彫りの深いモデル顔が朽ち果てていく様子がけっこう衝撃的だった。あちらではスマッシュヒットし続編もつくれられた。
彼女が情緒不安定なヘアスタイリストを演じていた。頭皮を剥ぎたいという欲求がヘアスタイリストとしての現実的な孤独感と重なり微妙な風合いを醸すホラーだった。
RottenTomatoesが90%と40%。
批評家が上げて、一般が下げるこの特徴的なスコアは映画がリテラシーを要するときに顕われる。
優秀なスラッシャーとはTerrifier2のようなのを言う。The Stylistをスラッシャーとして見るならなんだこれってことになる。だけどThe Stylistには職人の吐息がある。やるせない孤独感を内包している。

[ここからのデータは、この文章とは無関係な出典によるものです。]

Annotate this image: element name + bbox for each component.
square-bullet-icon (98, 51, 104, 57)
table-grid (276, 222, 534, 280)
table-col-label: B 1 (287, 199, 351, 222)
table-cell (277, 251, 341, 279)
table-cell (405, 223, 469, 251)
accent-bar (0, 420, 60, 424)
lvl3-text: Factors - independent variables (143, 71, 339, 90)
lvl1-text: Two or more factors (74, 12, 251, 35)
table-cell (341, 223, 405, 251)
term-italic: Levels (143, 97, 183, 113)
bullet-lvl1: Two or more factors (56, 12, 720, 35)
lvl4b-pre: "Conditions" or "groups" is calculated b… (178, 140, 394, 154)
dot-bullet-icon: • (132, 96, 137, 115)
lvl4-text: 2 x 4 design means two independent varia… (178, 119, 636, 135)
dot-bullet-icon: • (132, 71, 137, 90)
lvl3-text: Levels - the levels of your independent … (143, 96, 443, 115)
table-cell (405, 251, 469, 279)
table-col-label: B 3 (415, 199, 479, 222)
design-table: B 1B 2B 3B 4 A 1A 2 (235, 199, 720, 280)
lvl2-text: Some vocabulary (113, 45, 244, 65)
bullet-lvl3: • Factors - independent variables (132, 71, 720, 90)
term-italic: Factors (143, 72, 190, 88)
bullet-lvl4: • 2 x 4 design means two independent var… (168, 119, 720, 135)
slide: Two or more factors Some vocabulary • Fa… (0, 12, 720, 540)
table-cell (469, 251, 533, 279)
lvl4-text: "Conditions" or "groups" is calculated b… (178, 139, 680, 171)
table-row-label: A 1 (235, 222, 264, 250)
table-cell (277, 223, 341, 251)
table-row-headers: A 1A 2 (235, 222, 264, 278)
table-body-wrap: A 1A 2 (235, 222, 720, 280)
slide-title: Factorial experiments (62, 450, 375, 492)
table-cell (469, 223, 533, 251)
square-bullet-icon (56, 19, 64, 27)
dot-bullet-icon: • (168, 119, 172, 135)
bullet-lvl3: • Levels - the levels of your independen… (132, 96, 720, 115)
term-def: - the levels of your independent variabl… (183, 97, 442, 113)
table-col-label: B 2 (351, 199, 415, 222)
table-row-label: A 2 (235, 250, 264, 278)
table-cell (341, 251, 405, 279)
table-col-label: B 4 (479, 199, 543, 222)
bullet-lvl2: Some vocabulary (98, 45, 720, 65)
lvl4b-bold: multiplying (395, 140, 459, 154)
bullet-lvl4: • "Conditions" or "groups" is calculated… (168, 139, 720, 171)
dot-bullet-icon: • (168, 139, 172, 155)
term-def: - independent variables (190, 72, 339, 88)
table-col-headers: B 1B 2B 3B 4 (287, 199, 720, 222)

いみじくもRotten Tomatoesのレビュアーのひとりがこう書いていた。
『この映画は、大人になってから新しい友人を見つけることは、連続殺人犯から逃れるのと同じくらい難しく、感情を揺さぶられるものだということを示唆しています。』
あっちの人ってうまいこと言うよな。
ただ個人的にTomatoesの批評家90%は上げ過ぎ。リテラシーを要するにしても小品だと思った。